Die Melancholie hat mich im vollen Zuge überfahren. So wie jede Person anders ist, ist auch jede Zuneigung, Freundschaft, Liebe anders. Ich war schon immer ein melancholischer Mensch, hab so manches Mal vielleicht sogar gedroht darin zu ertrinken und von daher nehme ich es immer mit einem Grummeln im Magen hin, wenn sie wieder da ist. Weil ich nie so ganz weiß, wo sie endet und wie weit sie mich auf ihrem Weg mitnimmt. Und was sie dabei aus mir macht. Auch heute versuche ich, sie auf eine Armlänge Abstand zu halten, damit sie nichts kaputt macht. Weil ich, so rein theoretisch, glücklich bin. Weil es wenig bis hin zu gar nichts bringt, sich Gefühlen hinzugeben, die man schon für verloren gehalten hat, auch, wenn es schön ist, so etwas doch noch fühlen zu können, obwohl man dachte, dass das nicht mehr ginge. Weil da irgendwo auf dem Weg was verloren gegangen ist, weil andere Menschen einen völlig auseinander genommen und auf das eigene Persönlichkeitsminimum reduziert haben. Was das Gefühl, nun, wo es wieder da ist, nur umso schöner und kostbarer macht. Und umso gefährlicher, weil weder loslassen noch festhalten nach gesunden Optionen klingen. Ich möchte es kurz umarmen, ihm wissend zunicken und dann zum Abschied winken, damit es sich nicht wie ein Geschwür in mich hinein gelangt und sich quer durch meine Seele frisst, um hässliche Narben neben den alten zu hinterlassen. Andererseits möchte ich es aber auch schützend in meine Hand nehmen und irgendwo ganz tief drinnen einschließen.
Fick dich ins Knie, Melancholie. Dafür, dass du es einem so schwer machst und dann auftauchst, wenn man dich gar nicht da haben möchte. Fick dich ins Knie, weil du mit Gedanken um dich wirfst, die irgendwo zwischen bittersüß und bitterböse liegen. Fick dich ins Knie, denn diesmal bin ich stärker. Oder versuche es zu sein.

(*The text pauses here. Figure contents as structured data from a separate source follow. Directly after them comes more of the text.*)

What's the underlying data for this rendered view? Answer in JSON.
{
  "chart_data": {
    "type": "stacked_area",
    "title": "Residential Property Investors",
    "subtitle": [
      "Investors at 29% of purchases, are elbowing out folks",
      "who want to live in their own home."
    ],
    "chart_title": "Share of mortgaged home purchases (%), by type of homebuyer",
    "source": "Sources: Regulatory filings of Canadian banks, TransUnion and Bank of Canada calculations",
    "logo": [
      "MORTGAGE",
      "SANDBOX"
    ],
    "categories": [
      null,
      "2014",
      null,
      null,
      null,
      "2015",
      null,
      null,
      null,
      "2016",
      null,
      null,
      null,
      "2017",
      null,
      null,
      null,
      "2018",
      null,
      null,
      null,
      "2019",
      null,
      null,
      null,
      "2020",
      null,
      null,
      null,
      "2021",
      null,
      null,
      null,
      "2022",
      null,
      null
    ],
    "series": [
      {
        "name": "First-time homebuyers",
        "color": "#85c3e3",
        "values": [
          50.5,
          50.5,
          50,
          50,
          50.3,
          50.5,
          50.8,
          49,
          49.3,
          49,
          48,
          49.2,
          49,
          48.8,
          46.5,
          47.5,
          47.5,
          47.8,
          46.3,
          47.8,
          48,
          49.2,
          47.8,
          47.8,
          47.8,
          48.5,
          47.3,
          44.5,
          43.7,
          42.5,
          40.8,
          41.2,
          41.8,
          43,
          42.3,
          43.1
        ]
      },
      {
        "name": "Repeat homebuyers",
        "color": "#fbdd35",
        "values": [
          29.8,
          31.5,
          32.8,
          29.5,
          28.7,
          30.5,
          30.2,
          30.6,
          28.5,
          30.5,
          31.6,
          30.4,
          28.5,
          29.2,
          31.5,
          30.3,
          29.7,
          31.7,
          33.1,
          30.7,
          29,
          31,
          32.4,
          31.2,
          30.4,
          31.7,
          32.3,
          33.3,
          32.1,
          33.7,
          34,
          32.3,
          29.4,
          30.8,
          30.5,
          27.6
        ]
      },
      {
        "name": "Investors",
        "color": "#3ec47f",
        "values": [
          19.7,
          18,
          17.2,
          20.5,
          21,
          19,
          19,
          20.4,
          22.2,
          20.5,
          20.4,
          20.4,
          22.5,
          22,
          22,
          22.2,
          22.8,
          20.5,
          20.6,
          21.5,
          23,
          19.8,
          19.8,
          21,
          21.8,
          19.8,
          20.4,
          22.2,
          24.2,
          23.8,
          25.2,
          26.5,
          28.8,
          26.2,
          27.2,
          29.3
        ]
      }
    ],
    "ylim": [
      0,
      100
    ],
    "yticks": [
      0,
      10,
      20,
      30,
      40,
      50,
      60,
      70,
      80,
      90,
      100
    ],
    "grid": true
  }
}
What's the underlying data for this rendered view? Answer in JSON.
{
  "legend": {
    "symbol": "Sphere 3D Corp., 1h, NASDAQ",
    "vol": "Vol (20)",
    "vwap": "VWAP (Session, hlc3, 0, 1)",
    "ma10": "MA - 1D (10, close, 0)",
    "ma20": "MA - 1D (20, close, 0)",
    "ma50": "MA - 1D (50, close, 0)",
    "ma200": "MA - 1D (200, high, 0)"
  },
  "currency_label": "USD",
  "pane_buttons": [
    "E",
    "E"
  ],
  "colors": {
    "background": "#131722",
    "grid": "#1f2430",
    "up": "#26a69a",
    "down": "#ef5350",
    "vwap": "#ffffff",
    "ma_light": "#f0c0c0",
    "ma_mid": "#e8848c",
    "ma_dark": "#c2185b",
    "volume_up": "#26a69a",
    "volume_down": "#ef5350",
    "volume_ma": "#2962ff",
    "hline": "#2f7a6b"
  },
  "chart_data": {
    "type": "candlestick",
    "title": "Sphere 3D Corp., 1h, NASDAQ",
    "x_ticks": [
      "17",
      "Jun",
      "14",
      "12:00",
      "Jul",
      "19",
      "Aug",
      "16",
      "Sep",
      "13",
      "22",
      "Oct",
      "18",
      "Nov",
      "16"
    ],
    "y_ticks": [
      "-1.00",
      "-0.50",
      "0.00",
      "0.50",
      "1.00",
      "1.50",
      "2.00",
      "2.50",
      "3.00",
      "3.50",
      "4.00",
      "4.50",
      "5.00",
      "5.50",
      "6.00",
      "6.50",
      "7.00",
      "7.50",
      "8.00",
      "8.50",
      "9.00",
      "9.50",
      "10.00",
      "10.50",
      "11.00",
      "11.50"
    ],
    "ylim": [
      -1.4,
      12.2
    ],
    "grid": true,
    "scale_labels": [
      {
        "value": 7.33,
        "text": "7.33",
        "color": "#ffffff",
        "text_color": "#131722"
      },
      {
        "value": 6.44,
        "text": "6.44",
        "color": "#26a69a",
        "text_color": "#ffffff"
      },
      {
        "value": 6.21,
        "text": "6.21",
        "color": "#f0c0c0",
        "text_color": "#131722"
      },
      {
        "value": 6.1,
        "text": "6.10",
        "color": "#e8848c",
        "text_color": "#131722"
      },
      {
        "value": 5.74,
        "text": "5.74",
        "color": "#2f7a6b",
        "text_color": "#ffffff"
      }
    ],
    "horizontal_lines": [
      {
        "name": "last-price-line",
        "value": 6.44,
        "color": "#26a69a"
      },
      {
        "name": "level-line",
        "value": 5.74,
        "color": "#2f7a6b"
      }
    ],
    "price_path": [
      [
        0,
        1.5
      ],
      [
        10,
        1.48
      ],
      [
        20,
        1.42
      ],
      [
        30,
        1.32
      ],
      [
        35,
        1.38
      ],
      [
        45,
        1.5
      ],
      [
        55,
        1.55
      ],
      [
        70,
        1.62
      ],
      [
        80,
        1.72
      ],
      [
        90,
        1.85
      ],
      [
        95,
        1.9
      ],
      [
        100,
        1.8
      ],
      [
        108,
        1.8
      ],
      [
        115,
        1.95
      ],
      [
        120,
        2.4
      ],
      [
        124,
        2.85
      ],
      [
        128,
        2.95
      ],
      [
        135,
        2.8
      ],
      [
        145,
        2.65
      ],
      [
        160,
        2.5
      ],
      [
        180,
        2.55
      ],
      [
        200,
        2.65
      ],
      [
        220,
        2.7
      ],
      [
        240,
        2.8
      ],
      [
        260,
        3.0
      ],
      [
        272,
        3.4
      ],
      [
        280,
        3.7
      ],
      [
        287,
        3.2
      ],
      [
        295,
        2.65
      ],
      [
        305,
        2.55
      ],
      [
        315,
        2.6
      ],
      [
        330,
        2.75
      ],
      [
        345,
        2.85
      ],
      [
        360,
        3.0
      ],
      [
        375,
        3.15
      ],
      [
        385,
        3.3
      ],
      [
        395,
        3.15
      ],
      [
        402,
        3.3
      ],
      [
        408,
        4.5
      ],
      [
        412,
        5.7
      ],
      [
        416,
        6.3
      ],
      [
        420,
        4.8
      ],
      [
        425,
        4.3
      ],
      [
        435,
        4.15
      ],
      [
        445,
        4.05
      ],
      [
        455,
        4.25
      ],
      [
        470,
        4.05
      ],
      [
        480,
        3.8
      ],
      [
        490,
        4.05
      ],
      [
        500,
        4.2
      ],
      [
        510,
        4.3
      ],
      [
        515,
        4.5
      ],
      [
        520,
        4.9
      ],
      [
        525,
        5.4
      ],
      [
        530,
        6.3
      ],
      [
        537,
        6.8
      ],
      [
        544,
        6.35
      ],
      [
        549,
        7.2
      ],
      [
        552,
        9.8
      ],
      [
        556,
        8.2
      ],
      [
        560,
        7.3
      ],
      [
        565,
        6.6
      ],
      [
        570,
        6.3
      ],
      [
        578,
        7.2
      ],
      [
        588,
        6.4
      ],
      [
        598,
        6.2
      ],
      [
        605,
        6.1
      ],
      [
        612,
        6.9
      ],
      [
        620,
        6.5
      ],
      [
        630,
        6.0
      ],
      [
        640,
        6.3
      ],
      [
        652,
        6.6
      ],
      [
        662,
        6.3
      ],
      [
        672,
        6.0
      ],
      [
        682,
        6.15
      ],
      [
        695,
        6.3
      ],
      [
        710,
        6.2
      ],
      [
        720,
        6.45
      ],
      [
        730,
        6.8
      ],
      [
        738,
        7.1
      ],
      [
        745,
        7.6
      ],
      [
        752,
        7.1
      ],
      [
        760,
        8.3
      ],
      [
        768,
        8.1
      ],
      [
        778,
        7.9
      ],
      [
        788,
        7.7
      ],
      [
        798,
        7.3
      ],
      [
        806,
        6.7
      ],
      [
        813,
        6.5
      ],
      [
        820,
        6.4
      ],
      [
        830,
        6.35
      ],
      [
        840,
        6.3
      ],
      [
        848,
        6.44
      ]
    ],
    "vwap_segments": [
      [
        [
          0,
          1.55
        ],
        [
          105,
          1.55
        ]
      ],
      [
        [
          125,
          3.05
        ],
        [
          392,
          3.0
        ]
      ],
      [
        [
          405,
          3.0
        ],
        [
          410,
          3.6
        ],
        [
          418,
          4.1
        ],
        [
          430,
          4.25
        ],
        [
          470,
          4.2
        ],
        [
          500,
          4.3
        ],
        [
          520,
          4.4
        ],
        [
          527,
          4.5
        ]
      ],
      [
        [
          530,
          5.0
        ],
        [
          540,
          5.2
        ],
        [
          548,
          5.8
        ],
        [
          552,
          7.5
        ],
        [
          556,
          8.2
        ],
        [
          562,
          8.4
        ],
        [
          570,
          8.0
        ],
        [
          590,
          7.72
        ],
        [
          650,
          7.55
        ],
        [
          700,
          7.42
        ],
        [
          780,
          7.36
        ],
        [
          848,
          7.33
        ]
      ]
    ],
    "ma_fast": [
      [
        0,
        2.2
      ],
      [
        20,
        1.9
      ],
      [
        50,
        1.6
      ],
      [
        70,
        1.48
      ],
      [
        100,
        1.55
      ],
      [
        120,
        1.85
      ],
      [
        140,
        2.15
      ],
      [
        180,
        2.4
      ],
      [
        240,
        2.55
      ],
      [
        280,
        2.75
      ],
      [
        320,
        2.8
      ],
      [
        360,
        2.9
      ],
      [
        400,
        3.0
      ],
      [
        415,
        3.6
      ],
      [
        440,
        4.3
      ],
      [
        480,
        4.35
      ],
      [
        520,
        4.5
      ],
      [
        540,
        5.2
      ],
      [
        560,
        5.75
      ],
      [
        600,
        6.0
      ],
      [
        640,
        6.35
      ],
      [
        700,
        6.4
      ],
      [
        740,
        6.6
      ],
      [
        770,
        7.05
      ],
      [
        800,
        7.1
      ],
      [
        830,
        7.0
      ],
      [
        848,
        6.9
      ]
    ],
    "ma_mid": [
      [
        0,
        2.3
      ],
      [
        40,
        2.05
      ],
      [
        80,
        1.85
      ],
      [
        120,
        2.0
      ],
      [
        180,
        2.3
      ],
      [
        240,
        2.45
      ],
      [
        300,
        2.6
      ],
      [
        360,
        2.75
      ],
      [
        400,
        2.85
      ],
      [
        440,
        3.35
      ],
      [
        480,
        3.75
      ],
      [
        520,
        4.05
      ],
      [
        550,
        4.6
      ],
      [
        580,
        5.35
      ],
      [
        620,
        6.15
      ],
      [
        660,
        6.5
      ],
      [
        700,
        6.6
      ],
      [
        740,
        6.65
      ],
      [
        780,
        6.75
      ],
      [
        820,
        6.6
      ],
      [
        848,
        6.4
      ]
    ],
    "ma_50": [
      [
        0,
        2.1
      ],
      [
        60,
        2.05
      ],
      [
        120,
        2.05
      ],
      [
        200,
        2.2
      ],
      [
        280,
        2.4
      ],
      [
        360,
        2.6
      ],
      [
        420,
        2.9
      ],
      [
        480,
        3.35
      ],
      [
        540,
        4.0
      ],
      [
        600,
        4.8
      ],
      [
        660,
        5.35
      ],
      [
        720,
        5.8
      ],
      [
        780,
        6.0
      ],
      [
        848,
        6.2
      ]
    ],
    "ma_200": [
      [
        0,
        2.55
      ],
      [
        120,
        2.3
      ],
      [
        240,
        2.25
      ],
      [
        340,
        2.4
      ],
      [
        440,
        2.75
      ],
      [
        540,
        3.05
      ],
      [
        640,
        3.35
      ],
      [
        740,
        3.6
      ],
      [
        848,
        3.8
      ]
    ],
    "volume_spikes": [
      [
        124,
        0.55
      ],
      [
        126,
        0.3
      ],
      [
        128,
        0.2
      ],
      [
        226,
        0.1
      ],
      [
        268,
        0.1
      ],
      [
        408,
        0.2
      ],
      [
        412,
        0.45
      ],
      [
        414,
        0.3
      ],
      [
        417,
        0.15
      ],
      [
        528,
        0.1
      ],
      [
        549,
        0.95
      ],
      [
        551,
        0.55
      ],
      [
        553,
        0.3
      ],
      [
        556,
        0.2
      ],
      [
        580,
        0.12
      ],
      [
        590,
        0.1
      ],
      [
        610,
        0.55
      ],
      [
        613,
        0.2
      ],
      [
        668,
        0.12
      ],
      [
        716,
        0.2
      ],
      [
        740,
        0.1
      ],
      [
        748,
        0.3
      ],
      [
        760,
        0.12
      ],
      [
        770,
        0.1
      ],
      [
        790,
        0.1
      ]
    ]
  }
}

"Wo immer ich auch bin - du bist bei mir. Stehst da, so selbstverilebt und arrogant und grinst mich an, voller Genugtuung streust du eine handvoll Zweifel in mein kleines Glück. Ach bitte nimm sie zurück, Melancholie, nimm sie zurück. [...] Ach fick dich ins Knie, Melancholie, du kriegst mich nie klein. Fick dich ins Knie, Melancholie, du kriegst mich nie klein."